Con proyecciones de exportación que ascienden a los US$ 14.400 millones, la balanza comercial energética arrojará un saldo positivo neto holgadamente superior a los US$ 12.000 millones, transformándose en la columna vertebral del ingreso de divisas no agropecuarias.
Expansión de infraestructura clave
Este desempeño responde principalmente a la mayor capacidad de transporte y evacuación de petróleo crudo y gas desde Vaca Muerta hacia los puntos de embarque y mercados regionales.
La continuidad en el llenado de los ductos principales y la mayor eficiencia operativa en los bloques no convencionales permitieron sostener niveles de producción en meseta alta, reduciendo al mínimo las importaciones de combustibles durante los picos de demanda invernal.
Impacto en la balanza comercial
Asimismo, el avance de las obras de infraestructura logística hacia el Atlántico posiciona al país como un jugador de peso en el mercado de exportación de crudo liviano, otorgando previsibilidad macroeconómica de cara al cierre del ejercicio anual.
La Cuenca Neuquina consolida así su rol como amortiguador de la balanza comercial, compensando déficits en otros sectores.

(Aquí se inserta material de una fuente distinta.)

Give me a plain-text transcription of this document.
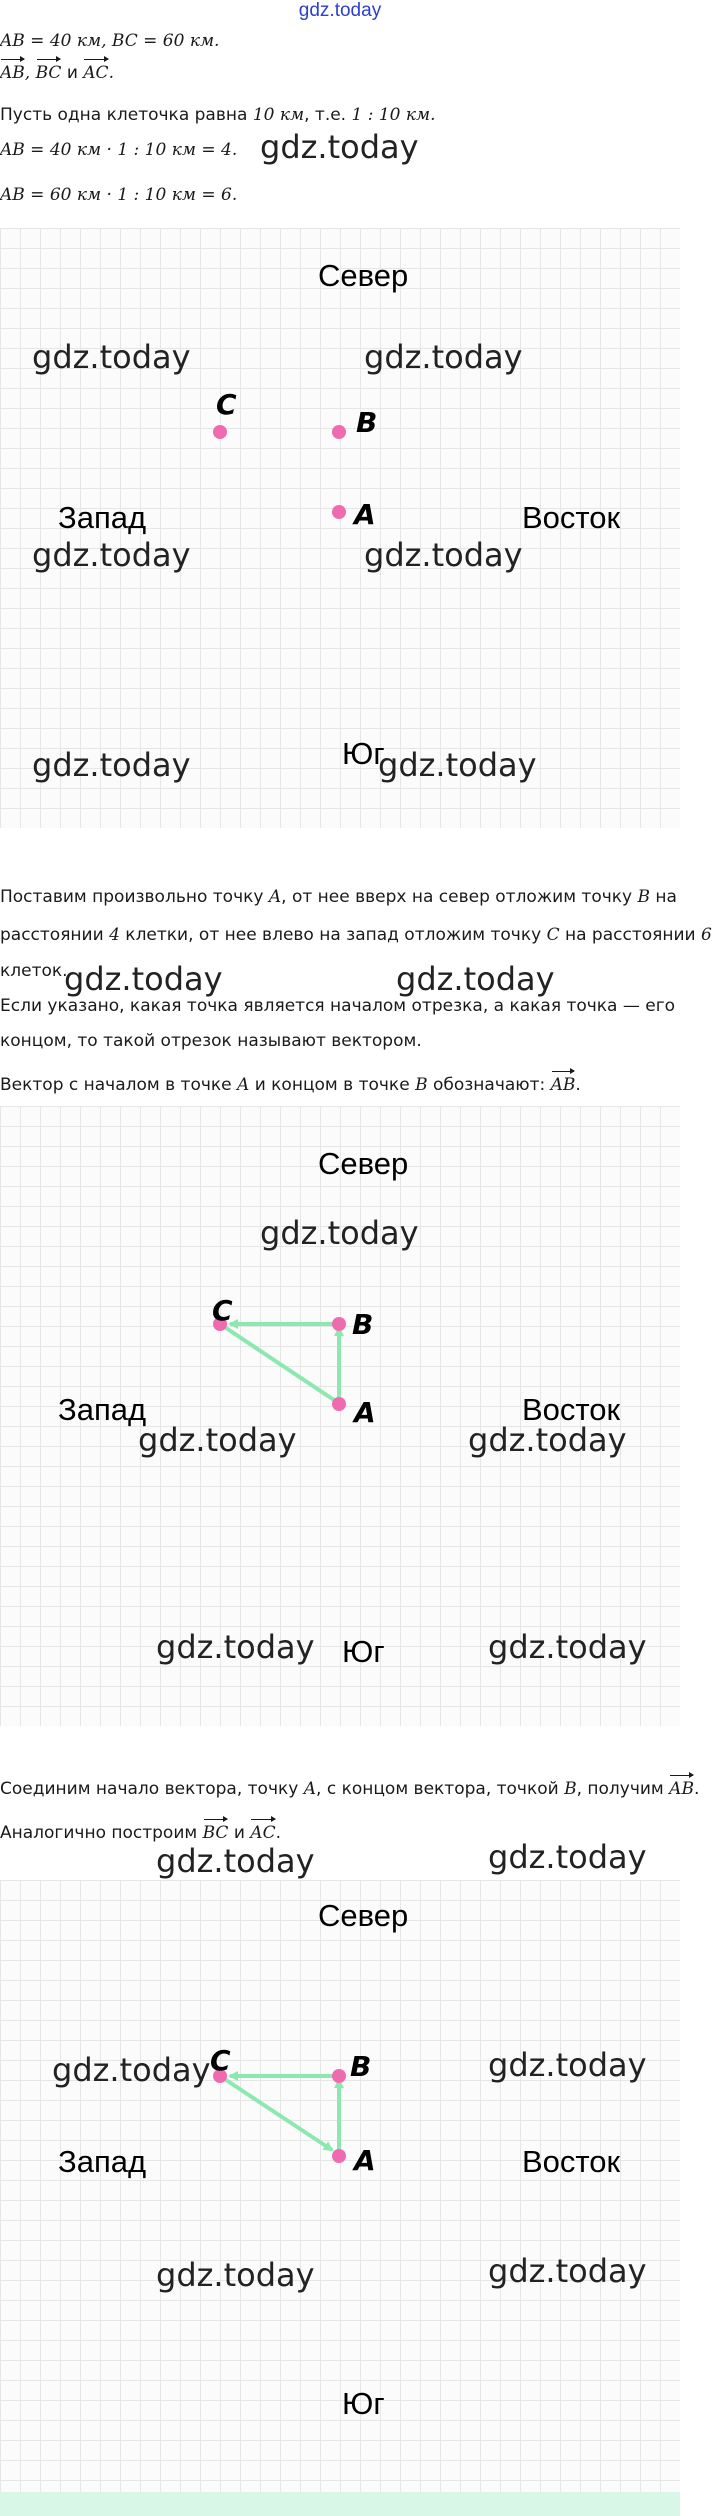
gdz.today
AB = 40 км, BC = 60 км.
AB, BC и AC.
Пусть одна клеточка равна 10 км, т.е. 1 : 10 км.
AB = 40 км · 1 : 10 км = 4. gdz.today
AB = 60 км · 1 : 10 км = 6.
Север
Запад	Восток
Юг
C
B
A
gdz.today	gdz.today
gdz.today	gdz.today
gdz.today	gdz.today
Поставим произвольно точку A, от нее вверх на север отложим точку B на
расстоянии 4 клетки, от нее влево на запад отложим точку C на расстоянии 6
клеток.
gdz.today	gdz.today
Если указано, какая точка является началом отрезка, а какая точка — его
концом, то такой отрезок называют вектором.
Вектор с началом в точке A и концом в точке B обозначают: AB.
Север
Запад	Восток
Юг
C	B
A
gdz.today
gdz.today	gdz.today
gdz.today	gdz.today
Соединим начало вектора, точку A, с концом вектора, точкой B, получим AB.
Аналогично построим BC и AC.
gdz.today	gdz.today
Север
Запад	Восток
Юг
C	B
A
gdz.today	gdz.today
gdz.today	gdz.today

Perspectivas de producción
La maduración técnica de los yacimientos no convencionales y las inversiones en ductos como el Oleoducto Vaca Muerta Sur permiten proyectar una meseta de producción sostenida.
Analistas estiman que el superávit energético se mantendrá en los próximos años, brindando alivio cambiario y fiscal. La reducción de importaciones de GNL durante el invierno fue clave para evitar desequilibrios en la balanza de pagos.